Publication: Monitor Volume: 7 Issue: 149

In his remarks to journalists during the summit, Putin offered a glimpse into the militarized mindset that often informs Moscow’s approach to the CIS. “The economic upswing in Russia and other CIS countries requires corresponding efforts by all of us together to strengthen cooperation in foreign policy, defense and security,” Putin declared, without explaining the logical nexus. The statement leaves room for suppositions that he may have called, in conclave, for higher military spending and more active participation in Russian-led collective security measures.

Earlier this year, CIS Collective Security Treaty signatory countries repeatedly announced their intention to create and field “rapid deployment forces” in Central Asia by August 1 (see the Monitor, May 25, 30-31, June 4-5). Russia, Kazakhstan, Kyrgyzstan and Tajikistan were to have contributed a battalion-size unit each, with Russia to provide the airlift capacity and most of the funding to that “antiterrorism” force. The August 1 deadline came and went, however, without any sign of implementation of the plan. On that day, Russia selected a motor-rifle battalion from its 201st division, stationed in Tajikistan, and designated that battalion a “collective” rapid-deployment force. The official announcements did not mention the other countries’ contributions.

Airborne troops would have seemed a more fitting choice than motor-rifle troops for a rapid-deployment unit. However, Airborne Troops’ commander Colonel-General Georgi Shpak declared on August 1 that his troops would not be involved.

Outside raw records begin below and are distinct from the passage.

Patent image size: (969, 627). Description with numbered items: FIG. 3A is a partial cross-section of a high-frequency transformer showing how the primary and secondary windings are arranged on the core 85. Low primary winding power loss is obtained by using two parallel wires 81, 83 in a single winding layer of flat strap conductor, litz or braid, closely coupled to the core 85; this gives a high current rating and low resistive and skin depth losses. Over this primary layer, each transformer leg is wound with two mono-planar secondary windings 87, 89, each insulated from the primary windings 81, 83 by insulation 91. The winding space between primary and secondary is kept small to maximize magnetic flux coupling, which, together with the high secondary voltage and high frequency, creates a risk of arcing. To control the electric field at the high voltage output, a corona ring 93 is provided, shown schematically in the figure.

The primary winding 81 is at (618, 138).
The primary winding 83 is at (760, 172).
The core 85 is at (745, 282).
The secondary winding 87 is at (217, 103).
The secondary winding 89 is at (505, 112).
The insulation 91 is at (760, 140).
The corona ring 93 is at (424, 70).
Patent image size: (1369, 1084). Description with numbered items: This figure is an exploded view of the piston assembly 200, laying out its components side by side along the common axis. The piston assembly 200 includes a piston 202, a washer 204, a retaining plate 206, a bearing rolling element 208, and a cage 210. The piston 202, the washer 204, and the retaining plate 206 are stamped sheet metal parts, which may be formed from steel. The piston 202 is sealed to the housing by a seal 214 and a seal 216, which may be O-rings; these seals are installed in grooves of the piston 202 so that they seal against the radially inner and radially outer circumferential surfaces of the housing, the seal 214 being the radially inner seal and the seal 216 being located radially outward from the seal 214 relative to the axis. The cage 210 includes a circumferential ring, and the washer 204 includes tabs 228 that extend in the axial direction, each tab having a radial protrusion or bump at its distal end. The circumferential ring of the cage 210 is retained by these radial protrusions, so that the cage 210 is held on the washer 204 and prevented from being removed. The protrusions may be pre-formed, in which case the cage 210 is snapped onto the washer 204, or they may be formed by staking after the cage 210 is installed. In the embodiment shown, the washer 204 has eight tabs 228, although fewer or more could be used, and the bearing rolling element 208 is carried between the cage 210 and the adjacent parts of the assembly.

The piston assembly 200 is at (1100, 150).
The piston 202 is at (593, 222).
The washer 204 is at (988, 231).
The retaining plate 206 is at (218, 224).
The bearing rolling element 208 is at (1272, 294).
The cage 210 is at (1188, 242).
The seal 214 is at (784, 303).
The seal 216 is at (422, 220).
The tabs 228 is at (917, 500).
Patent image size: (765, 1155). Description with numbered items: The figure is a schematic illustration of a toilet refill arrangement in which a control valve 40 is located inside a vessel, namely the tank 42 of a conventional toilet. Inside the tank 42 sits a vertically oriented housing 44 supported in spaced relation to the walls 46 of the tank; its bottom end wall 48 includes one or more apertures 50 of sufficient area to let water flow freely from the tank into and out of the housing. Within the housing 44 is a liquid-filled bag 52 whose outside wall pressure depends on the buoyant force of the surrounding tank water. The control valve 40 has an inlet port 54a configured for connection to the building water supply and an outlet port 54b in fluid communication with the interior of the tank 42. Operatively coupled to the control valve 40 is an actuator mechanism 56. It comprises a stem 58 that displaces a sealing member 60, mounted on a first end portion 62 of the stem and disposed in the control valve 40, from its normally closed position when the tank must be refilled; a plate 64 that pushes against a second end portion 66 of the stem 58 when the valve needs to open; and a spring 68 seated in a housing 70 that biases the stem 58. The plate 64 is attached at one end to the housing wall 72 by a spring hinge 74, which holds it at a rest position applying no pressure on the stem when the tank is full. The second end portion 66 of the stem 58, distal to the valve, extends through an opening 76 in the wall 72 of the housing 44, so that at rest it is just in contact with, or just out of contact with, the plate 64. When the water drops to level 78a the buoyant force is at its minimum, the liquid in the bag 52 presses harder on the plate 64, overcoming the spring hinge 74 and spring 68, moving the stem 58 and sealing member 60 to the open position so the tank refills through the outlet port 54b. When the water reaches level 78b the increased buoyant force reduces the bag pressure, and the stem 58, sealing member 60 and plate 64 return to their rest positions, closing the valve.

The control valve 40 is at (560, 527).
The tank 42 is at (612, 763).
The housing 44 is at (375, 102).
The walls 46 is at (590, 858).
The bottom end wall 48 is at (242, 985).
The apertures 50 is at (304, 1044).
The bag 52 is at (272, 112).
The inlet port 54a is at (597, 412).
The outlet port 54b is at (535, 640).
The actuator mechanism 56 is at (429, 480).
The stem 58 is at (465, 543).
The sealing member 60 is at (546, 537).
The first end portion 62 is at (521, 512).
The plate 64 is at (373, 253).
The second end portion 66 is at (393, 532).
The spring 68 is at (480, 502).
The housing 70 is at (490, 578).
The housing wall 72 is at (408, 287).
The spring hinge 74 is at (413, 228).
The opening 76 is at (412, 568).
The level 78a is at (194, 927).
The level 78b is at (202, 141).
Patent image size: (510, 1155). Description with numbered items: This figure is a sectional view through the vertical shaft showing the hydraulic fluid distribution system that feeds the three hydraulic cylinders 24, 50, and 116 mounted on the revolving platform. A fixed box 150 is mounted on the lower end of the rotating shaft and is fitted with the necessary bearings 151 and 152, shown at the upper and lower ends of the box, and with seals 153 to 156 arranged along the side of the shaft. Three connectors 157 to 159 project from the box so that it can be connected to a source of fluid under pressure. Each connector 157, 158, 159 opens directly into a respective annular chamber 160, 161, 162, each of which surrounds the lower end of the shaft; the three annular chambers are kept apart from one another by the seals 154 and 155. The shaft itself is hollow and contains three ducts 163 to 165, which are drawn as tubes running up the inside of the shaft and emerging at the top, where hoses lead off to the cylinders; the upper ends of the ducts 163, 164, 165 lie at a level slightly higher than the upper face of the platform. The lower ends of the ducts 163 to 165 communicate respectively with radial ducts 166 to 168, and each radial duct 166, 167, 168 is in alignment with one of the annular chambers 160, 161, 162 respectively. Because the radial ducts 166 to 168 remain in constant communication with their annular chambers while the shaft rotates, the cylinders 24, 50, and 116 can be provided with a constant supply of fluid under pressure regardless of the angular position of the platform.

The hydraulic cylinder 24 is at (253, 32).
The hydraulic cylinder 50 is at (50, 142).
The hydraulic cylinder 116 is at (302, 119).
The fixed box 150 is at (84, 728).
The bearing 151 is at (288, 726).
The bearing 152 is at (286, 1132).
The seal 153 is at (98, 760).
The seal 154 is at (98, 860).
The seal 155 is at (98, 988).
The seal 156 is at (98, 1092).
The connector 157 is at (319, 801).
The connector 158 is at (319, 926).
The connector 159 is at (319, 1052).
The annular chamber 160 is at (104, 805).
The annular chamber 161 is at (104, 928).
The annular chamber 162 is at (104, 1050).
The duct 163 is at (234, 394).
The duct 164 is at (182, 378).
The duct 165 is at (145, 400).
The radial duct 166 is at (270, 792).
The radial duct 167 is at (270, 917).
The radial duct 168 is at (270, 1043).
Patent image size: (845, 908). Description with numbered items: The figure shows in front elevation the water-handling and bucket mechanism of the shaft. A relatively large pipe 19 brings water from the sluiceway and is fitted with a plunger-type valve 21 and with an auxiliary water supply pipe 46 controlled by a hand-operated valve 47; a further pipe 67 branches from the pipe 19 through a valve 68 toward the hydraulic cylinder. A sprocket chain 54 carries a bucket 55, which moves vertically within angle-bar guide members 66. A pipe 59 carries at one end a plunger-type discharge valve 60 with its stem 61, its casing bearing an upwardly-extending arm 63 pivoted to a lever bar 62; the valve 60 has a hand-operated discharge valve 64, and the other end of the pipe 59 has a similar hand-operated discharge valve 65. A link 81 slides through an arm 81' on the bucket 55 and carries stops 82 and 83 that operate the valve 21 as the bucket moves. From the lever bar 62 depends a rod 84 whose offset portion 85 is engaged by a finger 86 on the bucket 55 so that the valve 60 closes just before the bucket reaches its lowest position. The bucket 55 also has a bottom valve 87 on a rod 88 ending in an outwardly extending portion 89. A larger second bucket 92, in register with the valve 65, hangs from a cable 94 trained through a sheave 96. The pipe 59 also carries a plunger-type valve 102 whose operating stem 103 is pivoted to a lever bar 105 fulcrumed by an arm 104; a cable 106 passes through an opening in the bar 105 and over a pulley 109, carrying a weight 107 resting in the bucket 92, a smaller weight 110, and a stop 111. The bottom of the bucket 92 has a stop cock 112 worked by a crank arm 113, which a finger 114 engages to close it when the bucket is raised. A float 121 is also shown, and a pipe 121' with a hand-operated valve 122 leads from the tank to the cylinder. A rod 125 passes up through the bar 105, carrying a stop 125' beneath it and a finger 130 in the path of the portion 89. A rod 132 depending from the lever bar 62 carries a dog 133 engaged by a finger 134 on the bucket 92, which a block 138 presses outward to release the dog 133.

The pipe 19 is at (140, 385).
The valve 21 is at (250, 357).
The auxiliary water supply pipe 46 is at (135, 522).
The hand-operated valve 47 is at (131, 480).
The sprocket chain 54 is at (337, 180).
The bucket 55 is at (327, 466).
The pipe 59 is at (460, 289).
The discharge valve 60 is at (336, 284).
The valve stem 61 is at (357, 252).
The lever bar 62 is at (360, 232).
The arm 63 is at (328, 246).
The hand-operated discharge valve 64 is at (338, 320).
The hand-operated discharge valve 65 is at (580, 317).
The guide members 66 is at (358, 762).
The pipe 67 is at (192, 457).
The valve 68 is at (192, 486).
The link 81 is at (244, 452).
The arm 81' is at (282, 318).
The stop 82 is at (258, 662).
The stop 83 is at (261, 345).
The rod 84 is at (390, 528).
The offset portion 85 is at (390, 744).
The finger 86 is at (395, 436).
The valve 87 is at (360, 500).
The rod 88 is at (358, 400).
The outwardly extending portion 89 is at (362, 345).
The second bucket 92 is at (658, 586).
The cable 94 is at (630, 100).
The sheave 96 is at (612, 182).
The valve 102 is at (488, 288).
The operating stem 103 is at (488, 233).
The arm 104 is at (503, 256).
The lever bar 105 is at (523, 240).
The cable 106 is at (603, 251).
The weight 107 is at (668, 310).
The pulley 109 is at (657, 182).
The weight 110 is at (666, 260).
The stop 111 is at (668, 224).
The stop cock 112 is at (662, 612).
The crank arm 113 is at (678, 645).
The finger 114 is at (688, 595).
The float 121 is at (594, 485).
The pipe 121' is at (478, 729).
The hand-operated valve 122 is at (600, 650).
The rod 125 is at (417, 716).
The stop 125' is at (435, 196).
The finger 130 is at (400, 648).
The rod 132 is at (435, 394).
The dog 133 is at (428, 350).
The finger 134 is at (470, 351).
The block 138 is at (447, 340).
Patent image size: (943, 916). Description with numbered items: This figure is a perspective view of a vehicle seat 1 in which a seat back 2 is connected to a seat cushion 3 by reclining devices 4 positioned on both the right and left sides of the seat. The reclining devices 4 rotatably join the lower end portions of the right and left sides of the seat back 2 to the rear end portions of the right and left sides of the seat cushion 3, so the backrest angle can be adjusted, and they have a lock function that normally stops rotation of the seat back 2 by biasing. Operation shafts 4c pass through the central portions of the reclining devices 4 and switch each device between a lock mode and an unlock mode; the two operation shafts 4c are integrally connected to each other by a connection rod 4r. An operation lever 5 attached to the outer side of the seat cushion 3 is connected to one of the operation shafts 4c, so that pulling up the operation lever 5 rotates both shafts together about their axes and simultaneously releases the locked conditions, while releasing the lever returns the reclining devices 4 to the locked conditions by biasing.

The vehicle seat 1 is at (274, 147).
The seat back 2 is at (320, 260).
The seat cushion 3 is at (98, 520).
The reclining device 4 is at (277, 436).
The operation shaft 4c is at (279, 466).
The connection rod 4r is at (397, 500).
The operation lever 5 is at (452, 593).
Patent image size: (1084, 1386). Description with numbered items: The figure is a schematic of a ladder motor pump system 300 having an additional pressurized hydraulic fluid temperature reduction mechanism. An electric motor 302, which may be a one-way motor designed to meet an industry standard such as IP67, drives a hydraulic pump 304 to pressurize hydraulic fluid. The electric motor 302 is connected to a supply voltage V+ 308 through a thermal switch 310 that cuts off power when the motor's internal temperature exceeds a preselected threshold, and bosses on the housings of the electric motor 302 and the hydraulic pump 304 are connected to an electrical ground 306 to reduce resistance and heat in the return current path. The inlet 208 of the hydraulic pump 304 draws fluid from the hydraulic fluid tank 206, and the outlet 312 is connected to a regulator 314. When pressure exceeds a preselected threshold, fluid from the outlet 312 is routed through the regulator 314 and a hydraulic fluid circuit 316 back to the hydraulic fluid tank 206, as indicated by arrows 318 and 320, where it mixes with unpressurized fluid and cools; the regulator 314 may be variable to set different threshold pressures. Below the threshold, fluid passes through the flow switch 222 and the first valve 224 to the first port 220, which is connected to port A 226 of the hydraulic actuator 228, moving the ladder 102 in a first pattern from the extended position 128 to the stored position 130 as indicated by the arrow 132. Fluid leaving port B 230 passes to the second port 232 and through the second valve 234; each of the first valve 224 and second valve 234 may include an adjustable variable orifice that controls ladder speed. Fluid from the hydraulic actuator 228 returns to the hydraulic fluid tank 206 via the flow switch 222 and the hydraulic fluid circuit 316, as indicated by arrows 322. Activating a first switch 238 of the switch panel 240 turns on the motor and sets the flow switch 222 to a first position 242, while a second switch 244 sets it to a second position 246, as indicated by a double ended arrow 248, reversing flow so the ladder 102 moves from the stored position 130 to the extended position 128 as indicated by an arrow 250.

The Russian military is adept, chameleon-like, at using the CIS label. The 201st division is a case in point. This Russian Army unit had officially been styled “CIS peacekeeping troops” until 1998, at which point it obtained long-term basing rights in Tajikistan, and became Russian officially as well. Now, one battalion of it has reached for a CIS figleaf again.

At the Sochi summit, Putin and President Imomali Rahmonov could no longer keep silent about Tajikistan’s role as the main drug corridor to Russia. For the first time at such a forum, the two presidents publicly mentioned the problem. Putin, however, gratuitously praised the Tajik authorities’ efforts to cope with the problem, when in fact those authorities are notoriously complicit with the drug trade (Itar-Tass, RIA, Russian Television, Tajik Television, August 1-2; see the Monitor, March 12, June 13, 26, July 6, 13, 18).